At the end of June 2026 I am stepping out of full-time employment for what I want to call a new season. I’m hoping to reach that date, and although born in 1961, I will have completed 41 full and wonderful years of ordained ministry in the Church of England. Eleven of these years have been spent here at Sarum College.
A colleague kindly said that she hoped I would keep on doing book reviews. A recent review was presently being listened to on audiobooks while driving in the car. This took me off into the App Store and the tempting offer of a trial which I was persuaded to take up. The result is here and 3 1/2 hours of listening in four sessions this book read skilfully and carefully. I think I was pleasantly surprised by the experience and wasn’t too distracted by listening to it while driving.
The book, heard or read tells us that there are many reasons why Finland, Denmark, Norway, Iceland, and Sweden consistently rank as the top 5 happiest countries on earth! There are no distracting chapters explaining the concept of happiness. It is a concept which is notoriously difficult given the complex relationship between the objective and subjective in all of our lives. In these chapters we are shown what the author believes to be some of the secrets to happiness and fulfillment.
Centuries of Nordic wisdom are broken open with these five concepts
– Lykke: Happiness is all around you (Denmark)
– Lagom: Just the right amount—not too much, not too little (Sweden)
– Fika: Taking daily coffee breaks and other comforting rituals (Sweden)
– Hygge: Coziness brings comfort, courage, and happiness (Denmark)
– Sisu: Everyday courage, grit, and determination & acting rationally in the face of adversity
There is a kind of happy glow that pervades these chapters all designed to put a happy glow onto our life. I began feeling sceptical and sometimes slightly weary of the ‘list like’ succession of suggestions but it’s a framework which did feel both inspiring and encouraging. It was not always easy to absorb. It is a book to return to. I was enchanted and challenged and informed an equal measure. Experimenting with coffee, getting into a rhythm of gentle exercise, safeguarding against over work, cooking for others are amongst the things that immediately bring to mind. As I listened, I wondered how something so complex could be made accessible and earthed.
Fruluftsliv, invites us to connect to nature by being in nature. The word literally means free-air-life. It reminded me of a teacher in a church school that I was connected with some years ago who regularly moved her class of children out of the building and into the gardens and sometimes into the woods which were quite close. She was convinced that we should seek to learn in different with nature being our teacher. I loved the way she invited her children to slow down, to breathe steadily and to notice what was around them with curiosity and attention. This was truly food for the soul.
Hygee, is another concept that spoke to the particular space of these last weeks at work. I’m conscious of the Need both of the tasks of the work but also my mode of working to move quickly between various roles, meetings and tasks. In this sense it is not always easy to hold together functionality and relationality. List of things to do become part of the desire to deliver and simply to get on with what happens to be on the desk at any particular moment..

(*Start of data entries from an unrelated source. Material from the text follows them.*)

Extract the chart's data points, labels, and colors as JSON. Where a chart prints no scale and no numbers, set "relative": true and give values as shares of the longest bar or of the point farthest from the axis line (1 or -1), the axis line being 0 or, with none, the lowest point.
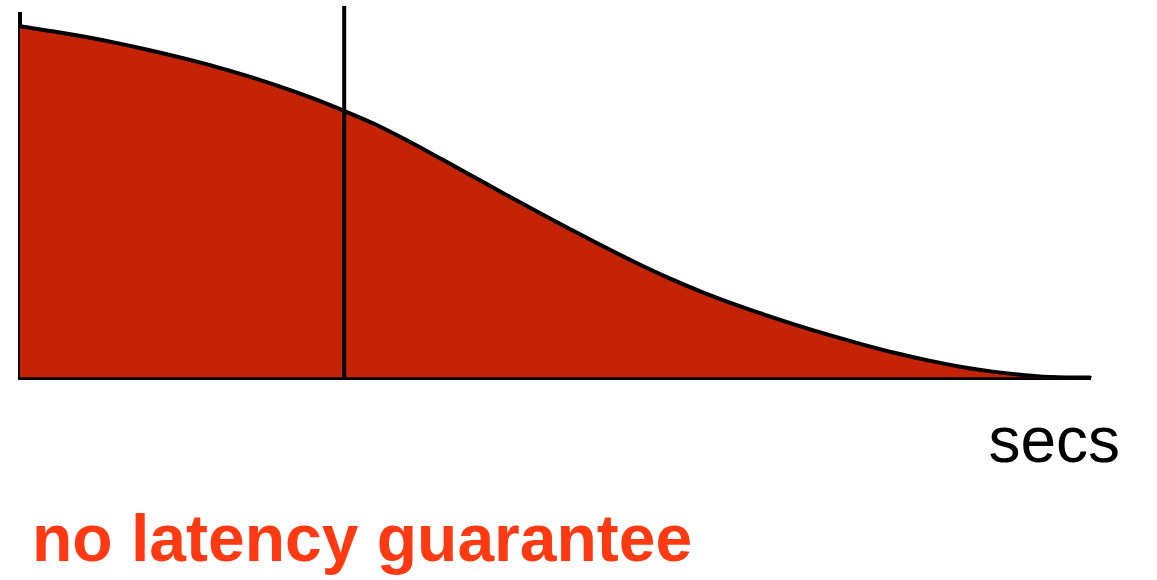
{
  "chart_data": {
    "type": "area",
    "relative": true,
    "categories": [
      null,
      null,
      null,
      null,
      null,
      null,
      null,
      null,
      null,
      null,
      null,
      null,
      null,
      null,
      null,
      null,
      null,
      null,
      null,
      null,
      null,
      null,
      null,
      null,
      null,
      null,
      null,
      null,
      null,
      null,
      null,
      null,
      null,
      null
    ],
    "values": [
      1,
      0.986,
      0.97,
      0.952,
      0.932,
      0.91,
      0.886,
      0.859,
      0.829,
      0.796,
      0.759,
      0.719,
      0.672,
      0.622,
      0.571,
      0.52,
      0.47,
      0.421,
      0.373,
      0.327,
      0.284,
      0.245,
      0.21,
      0.178,
      0.148,
      0.12,
      0.094,
      0.07,
      0.049,
      0.031,
      0.017,
      0.007,
      0.001,
      0
    ],
    "color": "#c42306",
    "xlabel": "secs",
    "annotations": [
      "no latency guarantee"
    ]
  }
}
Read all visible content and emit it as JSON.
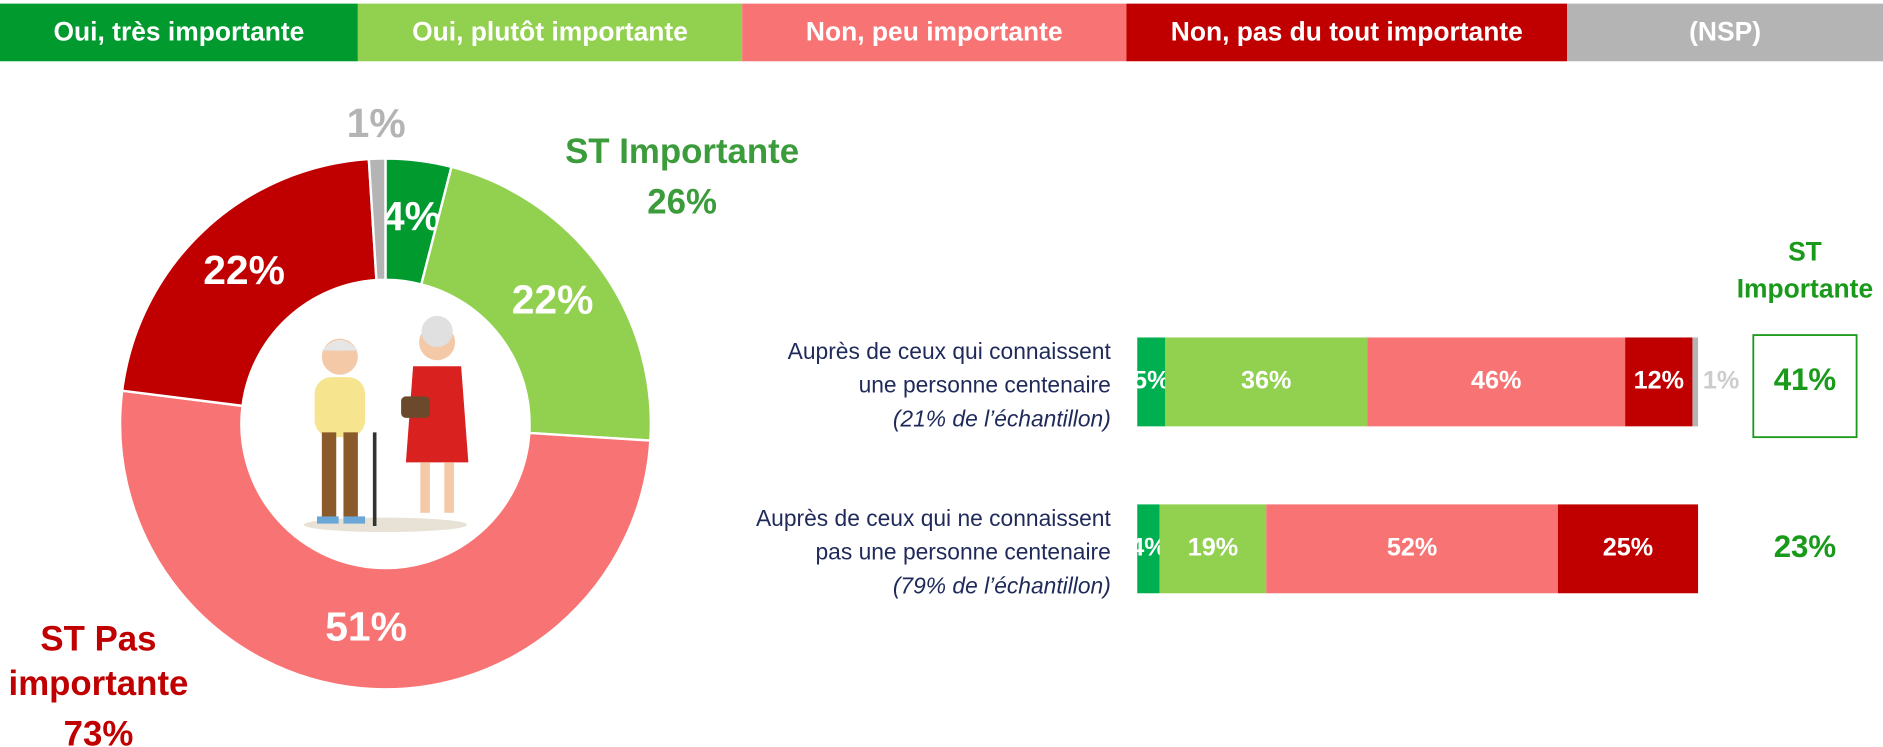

Hygee has been called everything from ‘the art of creating intimacy,’ ‘coziness of the soul,’ and ‘the absence of annoyance,’ to ‘taking pleasure from the presence of soothing things,’. Challenging to imagine how this might translate itself into a working day of the culture of a place switch by its very nature is driven by tasks and functions. How do we create community or a space where people can connect both in and through themselves with others? This area of discussion in the book caused some strong response in wondering how it might land in some of the communities or workplace that have been part of my life and ministry over the last 40 years. A small part of me wondered whether I was simply too old to learn new tricks!
And for my colleagues at Sarum College I think there are some important questions and challenges about our shape and culture and community which would benefit from some of this Scandinavian thinking.
This new season perhaps invites me ( and others ) into a different space where new things and patterns of time and encounter might be recovered for happiness! Let’s see.
A good book and a good read or should I now say a good listen?


Thank you. Please go on sharing. You are not too old to learn new things… although I must admit learning to do one thing at a time and feel ‘worth it’ is a challenge for me! God speed.